Charles Baudelaire: il poeta del mal de vivre
Sul nuovo numero di TPI, in edicola da venerdì 26 novembre, l'approfondimento sul poeta francese Charles Baudelaire in occasione dei 200 anni dalla nascita
La malinconia, compagna fedele di Baudelaire, non può essere dissociata dalla solitudine, dalla noia, dallo spleen (la milza in inglese, sede della bile nera), monosillabo d’importazione che diventerà il titolo di tre poesie dei Fiori del Male, e che impiegherà nella prima parte della raccolta: “Spleen e Ideale”, e poi ancora per i suoi poemetti in prosa: Lo spleen di Parigi.
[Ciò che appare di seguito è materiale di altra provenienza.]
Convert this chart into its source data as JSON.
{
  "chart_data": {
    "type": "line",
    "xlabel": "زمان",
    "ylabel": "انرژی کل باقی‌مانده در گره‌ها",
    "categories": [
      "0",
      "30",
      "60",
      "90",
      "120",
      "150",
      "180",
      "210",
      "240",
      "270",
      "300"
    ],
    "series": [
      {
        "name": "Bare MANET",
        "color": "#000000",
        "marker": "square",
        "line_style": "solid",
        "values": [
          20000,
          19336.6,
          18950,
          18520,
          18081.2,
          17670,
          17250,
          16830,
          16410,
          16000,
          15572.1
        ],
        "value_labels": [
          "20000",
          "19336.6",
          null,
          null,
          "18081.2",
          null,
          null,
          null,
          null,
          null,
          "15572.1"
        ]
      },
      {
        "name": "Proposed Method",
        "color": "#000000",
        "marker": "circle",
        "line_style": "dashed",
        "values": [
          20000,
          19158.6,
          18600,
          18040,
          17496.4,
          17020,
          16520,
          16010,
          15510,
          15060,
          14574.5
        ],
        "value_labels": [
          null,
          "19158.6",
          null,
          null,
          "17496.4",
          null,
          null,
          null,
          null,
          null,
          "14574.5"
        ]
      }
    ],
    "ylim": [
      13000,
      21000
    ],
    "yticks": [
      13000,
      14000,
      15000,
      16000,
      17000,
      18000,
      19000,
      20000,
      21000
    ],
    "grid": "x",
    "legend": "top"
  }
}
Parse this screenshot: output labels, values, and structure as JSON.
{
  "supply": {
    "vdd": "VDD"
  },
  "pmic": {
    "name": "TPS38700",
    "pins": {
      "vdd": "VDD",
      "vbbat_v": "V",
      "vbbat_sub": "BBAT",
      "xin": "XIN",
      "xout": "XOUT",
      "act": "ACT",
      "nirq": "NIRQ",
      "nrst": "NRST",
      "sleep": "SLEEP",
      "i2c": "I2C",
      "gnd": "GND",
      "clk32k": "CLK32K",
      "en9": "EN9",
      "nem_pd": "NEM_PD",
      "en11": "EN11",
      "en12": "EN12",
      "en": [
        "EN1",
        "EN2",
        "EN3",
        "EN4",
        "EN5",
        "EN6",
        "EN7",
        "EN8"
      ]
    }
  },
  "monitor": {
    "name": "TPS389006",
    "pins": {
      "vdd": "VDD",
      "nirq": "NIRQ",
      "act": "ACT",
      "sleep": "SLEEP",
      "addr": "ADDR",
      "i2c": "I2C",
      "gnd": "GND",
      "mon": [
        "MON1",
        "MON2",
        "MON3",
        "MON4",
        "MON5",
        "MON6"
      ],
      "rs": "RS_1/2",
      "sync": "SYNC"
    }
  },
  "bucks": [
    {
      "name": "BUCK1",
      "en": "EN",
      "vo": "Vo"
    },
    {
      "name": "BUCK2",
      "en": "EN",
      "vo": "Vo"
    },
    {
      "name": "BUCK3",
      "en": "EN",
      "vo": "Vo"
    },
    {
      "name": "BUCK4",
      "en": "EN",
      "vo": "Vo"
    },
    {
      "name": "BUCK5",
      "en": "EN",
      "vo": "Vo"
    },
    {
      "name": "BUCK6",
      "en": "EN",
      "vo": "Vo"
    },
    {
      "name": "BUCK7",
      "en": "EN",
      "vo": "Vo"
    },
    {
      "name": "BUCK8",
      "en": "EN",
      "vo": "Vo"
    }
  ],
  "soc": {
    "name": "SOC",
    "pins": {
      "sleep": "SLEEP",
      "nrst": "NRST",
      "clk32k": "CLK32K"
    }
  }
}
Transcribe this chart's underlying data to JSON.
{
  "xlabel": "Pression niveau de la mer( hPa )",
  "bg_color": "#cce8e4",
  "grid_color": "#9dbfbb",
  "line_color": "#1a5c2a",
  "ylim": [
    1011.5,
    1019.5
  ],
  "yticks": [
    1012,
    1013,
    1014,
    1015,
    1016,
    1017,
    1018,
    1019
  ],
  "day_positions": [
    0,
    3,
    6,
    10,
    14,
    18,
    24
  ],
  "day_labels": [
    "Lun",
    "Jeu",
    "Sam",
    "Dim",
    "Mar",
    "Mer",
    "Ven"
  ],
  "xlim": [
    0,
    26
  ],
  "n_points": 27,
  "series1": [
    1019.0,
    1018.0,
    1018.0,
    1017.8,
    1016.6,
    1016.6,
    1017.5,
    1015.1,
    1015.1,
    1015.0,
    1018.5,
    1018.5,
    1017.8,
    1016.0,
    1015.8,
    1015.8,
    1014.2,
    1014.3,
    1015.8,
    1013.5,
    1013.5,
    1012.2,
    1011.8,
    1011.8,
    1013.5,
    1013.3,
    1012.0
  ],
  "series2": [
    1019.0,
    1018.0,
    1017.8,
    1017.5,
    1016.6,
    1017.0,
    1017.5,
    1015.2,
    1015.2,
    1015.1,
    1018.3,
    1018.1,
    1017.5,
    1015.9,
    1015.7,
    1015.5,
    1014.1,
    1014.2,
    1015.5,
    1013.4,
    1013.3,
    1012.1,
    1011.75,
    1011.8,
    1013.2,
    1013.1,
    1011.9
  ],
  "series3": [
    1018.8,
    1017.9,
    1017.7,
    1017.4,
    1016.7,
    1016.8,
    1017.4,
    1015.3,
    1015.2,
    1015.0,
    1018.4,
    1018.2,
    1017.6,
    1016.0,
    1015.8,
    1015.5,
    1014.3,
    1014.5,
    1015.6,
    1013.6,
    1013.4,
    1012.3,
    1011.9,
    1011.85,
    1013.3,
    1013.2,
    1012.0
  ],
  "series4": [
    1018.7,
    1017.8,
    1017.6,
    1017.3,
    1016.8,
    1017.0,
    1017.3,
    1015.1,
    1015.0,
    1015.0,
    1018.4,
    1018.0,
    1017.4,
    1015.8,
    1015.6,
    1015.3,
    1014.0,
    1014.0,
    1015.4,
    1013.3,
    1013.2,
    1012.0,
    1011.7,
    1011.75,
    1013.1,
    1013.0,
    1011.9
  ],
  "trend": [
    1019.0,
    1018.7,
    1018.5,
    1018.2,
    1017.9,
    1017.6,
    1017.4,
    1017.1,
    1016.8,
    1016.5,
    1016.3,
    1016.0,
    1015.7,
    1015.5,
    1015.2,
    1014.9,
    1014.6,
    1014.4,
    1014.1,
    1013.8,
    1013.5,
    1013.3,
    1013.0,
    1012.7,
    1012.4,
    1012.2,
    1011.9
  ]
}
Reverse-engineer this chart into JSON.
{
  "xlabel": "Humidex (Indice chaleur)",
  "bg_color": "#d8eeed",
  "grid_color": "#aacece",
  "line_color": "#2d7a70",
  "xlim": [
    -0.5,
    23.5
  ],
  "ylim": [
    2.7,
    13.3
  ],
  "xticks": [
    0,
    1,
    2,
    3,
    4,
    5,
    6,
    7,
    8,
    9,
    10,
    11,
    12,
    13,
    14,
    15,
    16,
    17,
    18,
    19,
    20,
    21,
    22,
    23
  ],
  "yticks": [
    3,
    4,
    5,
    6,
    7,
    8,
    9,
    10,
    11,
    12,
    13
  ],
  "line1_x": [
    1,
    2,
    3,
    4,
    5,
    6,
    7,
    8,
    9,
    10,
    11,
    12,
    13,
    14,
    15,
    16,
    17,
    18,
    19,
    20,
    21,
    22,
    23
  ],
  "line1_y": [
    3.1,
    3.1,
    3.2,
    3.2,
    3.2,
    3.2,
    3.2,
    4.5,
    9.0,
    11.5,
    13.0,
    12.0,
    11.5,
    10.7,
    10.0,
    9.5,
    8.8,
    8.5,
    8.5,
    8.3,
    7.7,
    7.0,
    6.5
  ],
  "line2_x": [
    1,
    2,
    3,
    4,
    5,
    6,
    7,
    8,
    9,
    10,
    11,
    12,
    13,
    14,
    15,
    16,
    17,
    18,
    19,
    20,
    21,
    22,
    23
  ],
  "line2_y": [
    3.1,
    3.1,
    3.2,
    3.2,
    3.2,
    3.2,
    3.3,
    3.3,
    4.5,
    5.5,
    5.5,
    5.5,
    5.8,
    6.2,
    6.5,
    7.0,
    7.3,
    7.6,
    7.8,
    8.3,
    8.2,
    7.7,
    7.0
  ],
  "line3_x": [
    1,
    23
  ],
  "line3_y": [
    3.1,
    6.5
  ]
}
Lo spleen implica una lacerazione in seno al soggetto e una relazione dolorosa del suo essere al mondo. La parola malinconia non appare nella prima edizione dei Fiori del Male, nel 1857, mentre la seconda edizione, aumentata, del 1861, ne offre una sola occorrenza, nel “Cigno”: («Parigi cambia! ma nulla è mutato / nella mia malinconia!»).
«Ho messo in questo libro atroce tutto il mio pensiero, tutto il mio cuore, tutta la mia religione (travestita), tutto il mio odio», scrive Baudelaire a sua madre, nel febbraio del 1866, un anno e mezzo prima di morire. I Fiori del Male sono in effetti l’opera di una vita, la raccolta cui non ha mai smesso di pensare, arricchendola da un’edizione all’altra, e fino alla fine della sua esistenza. L’idea che il proprio tempo fosse avverso alla vocazione poetica lo ha assillato, così come la convinzione che la Francia avesse «orrore della poesia». Ma Baudelaire ha affidato alla posterità la propria opera: «Mi si rifiuta tutto, lo spirito d’invenzione e persino la conoscenza del francese. Non mi importa nulla di tutti questi imbecilli, e so che questo libro, con le sue qualità e i suoi difetti, si farà strada nella memoria del pubblico colto, a fianco delle migliori poesie di V. Hugo, di Th. Gautier e anche di Byron», scrive a sua madre il 9 luglio 1857.
Figli di una vasta tradizione letteraria, tra poesia latina, estetica barocca e romanticismo, e di un’esperienza individuale, I Fiori del Male sono sembrati l’opera di uno «strano classico delle cose che non sono classiche» (Pierre-Jules Hetzel). Troppo singolare, forse, per essere immediatamente compresa, l’opera di Baudelaire ha sconcertato: secondo Sainte-Beuve, il poeta «petrarchizzava sull’orribile». Altri vi hanno scorto l’apoteosi dell’artificio, dell’isteria o della mistificazione, o la fonte della decadenza. Con la sua poesia, Baudelaire ha creato nel cielo dell’arte un «raggio macabro», un «nuovo brivido», secondo Victor Hugo. Questo «brivido» ha pervaso intere generazioni di poeti, come Verlaine, che in un lungo articolo pubblicato alla fine del 1865 notava l’originalità di colui che ha saputo «rappresentare fortemente ed essenzialmente l’uomo moderno», o come Rimbaud, che nella lettera a Paul Demeny del 15 maggio 1871 ha celebrato nell’autore dei Fiori del Male «il primo veggente, il re dei poeti, un vero dio».